When buying a new house, paying a big down payment can save you a lot of money in the long run because you do not have to pay for an expensive mortgage every month. Here’s how to save for a down payment the smart way.
This means slowly setting aside small amounts and investing them in the stock market, but that is more you can do.
With these steps, we’ll cover how to start smart saving for this purchase.
Figure out how much you’ll need to save
Before you begin saving money for a down payment for a new house, you first have to know how much you’ll need to save. Plan to sit down with a mortgage lender who will let you know how much of a mortgage you can qualify for.
Generally speaking, your housing expense should not exceed 30 percent of your stable monthly income. So if your income is $10,000, you can safely allocate $3,000 of that ($10,000 x .3) to your future house payment.
This expense will include mortgage principal and interest, real estate taxes, private mortgage insurance (PMI) if you pay a downpayment less than 20 percent, homeowners insurance, and homeowners association (HOA) dues, if any.
To arrive at the amount that you can afford to pay for a house, you’ll have to add the down payment on top of that. In today’s tight lending market, you should expect to make a 20 percent down payment on a house. This is just the minimum down payment to get the best-priced deals.
You can certainly put down less, but you will likely be paying a higher rate and, if you have any kind of credit issues, you may not be able to get a mortgage at all.
So taking this example, there is a mortgage for $250,000, and let us make a provision for a 20 percent down payment, we can calculate the amount this way:
$250,000 multiply by 80 percent = $200,000, minus the $50,000 mortgage downpayment
You’ll be purchasing a house for $250,000, with a $200,000 mortgage, and a down payment of about $50,000.
Don’t get hung up on those calculations– a mortgage lender can perform the same calculations for you based on your own financial circumstances.
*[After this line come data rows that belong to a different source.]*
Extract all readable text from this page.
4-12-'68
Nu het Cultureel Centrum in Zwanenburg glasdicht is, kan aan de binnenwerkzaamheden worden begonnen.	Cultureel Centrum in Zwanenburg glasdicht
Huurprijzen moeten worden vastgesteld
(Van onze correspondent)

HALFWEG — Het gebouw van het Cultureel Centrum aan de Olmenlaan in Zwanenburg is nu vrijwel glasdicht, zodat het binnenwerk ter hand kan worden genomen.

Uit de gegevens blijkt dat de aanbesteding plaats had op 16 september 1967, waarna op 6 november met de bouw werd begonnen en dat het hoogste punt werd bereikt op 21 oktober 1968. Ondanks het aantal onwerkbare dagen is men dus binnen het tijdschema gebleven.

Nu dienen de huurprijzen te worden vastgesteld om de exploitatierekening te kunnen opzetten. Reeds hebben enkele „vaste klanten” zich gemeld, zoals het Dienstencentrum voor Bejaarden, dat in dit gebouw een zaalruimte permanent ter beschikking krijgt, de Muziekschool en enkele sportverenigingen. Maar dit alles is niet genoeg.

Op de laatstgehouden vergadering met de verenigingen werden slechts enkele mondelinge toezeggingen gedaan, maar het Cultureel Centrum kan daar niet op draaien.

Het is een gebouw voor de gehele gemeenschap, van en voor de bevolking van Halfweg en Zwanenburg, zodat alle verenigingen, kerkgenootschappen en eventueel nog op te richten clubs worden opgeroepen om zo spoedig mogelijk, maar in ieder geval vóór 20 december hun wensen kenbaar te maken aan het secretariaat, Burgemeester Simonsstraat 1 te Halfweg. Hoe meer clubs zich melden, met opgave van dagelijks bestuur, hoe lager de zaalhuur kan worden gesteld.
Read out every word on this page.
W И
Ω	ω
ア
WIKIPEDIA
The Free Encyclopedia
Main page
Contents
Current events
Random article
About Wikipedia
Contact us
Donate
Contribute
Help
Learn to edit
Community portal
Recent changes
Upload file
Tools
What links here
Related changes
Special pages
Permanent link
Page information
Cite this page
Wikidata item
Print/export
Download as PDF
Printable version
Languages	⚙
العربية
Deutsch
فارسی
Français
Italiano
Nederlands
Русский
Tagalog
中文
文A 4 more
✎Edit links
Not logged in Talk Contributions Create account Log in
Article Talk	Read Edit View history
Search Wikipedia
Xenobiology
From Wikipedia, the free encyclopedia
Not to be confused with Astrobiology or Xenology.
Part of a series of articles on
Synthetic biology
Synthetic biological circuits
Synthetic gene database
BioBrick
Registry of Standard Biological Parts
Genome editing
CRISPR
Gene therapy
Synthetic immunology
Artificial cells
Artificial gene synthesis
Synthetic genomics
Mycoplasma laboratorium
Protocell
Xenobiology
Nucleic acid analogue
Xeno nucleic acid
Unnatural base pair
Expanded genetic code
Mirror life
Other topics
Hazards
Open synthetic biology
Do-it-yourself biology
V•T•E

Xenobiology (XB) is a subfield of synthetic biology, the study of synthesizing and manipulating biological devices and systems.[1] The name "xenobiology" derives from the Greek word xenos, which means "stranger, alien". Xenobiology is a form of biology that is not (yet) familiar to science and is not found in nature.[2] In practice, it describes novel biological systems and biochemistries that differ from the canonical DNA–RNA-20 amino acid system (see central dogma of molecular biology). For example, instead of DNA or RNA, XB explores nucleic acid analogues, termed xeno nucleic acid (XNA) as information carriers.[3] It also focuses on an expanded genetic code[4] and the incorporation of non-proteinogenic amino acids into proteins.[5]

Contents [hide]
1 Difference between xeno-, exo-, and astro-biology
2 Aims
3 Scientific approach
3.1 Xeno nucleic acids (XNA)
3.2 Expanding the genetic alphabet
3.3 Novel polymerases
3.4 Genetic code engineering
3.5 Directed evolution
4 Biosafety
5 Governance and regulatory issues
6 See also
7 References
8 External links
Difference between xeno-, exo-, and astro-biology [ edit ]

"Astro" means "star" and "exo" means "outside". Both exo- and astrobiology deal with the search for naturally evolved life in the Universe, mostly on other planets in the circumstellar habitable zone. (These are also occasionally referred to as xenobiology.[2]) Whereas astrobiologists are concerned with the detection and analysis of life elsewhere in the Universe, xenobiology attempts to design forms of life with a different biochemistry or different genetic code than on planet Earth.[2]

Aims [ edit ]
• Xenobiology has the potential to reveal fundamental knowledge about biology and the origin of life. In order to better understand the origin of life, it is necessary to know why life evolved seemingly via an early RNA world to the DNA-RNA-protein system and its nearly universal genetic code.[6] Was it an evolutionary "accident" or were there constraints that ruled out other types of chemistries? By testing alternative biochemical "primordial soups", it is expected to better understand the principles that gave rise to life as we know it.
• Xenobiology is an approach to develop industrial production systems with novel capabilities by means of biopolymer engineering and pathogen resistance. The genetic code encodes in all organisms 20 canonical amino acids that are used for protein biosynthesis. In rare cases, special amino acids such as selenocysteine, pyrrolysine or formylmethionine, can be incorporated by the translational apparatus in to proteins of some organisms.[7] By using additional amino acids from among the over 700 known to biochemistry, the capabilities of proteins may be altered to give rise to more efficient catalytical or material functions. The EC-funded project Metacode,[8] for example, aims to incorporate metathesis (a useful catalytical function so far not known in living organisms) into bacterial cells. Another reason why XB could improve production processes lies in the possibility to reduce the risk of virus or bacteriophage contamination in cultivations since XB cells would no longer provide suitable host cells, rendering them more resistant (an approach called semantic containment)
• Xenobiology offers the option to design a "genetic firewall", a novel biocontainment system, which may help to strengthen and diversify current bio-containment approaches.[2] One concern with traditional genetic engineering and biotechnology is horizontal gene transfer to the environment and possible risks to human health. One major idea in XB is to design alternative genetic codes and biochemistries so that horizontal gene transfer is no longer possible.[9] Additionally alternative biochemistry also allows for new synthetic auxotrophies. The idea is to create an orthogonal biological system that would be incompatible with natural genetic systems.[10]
We’ve done this for illustration purposes only, and so that we can carry that $50,000 number forward for more calculations.
Find out when you will buy the house
The next step is to find out when you need to move to your new house. If you plan on purchasing a home valued $250,000 in five years, you’ll have to be prepared to save $10,000 per year ($50,000 divided by five years).
Naturally, the shorter your time frame is, the higher your annual savings goal will be.
Find the best way to save for your down payment
As a rule, since the money that you are saving for the down payment on a house has a definite purpose, and needs to be reached within a specific time frame, you should not save money in risk-type investment like stocks, real estate investment trusts, and etc., Instead, you should save your money in super-safe investment like a savings account or a certificate of deposit.Sure, you may be able to earn more money by investing your down payment account in higher risk investments, but there is also the very high risk that you will lose money in the process.
Make room in your budget
Since we’re talking about saving thousands of dollars per year, you have to clear some room in your budget to make sure that your savings goal is realistic. That means you may have to earn additional income, cut back on expenses, or both.
But, by making room in your budget can help you save the kind of money you’ll need for your down payment, another benefit is this will prepare you for managing the type of tighter budget that home ownership requires.
Set up an automated savings plan
Unless you’re a saver by nature, you’ll need to automate the savings process. That will mean some sort of payroll savings plan. Just like your 401(k) plan, you should allocate a certain percentage or dollar amount of your regular pay to go directly into a savings account or roth ira account dedicated to accumulating the funds for your down payment.
Not only does this make the process automatic, but it also makes it invisible. Money moves from your paycheck to your dedicated savings account without you even seeing it happen. That will remove both the temptation and ability to spend the money on other purposes.
Bank those windfalls
You can make the process of saving money for a down payment on a house easier—or even shorten the process—by banking periodic windfalls. These can include income-tax refunds, gifts received, bonuses or large commission checks, or even the sale of personal assets.
By depositing these funds into your down payment savings account, you fast-forward the process of saving money to buy your future home. Regularly depositing in your bank account can speed up a couple of years off of your savings time frame.
Build flexibility into your savings plan
Whatever the size of your down payment, it is important to build flexibility into your savings plan.
While you’re saving up money, there’ll be other demands on your finances. These can include major car repairs, replacement of a car, uncovered medical expenses, or even a job firing. None of these will magically stop just because you have a goal of saving money for a down payment on a house. You’ll have to be ready when they happen.
Make sure that you have an emergency fund—before you even start saving for your down payment—and keep it well supplied. And if you have predictable expenses, such as replacing your car, you’ll need to simultaneously prepare for that expense as well.
Buying a home can be a long process that requires a good chunk of your savings, but think of it all as preparation for home ownership. You’ll have all of those expenses after you buy your home too, but you’ll also have large expenses related to the home itself. So think of this as a way to prepare your finances and for the extra expenses that home ownership brings.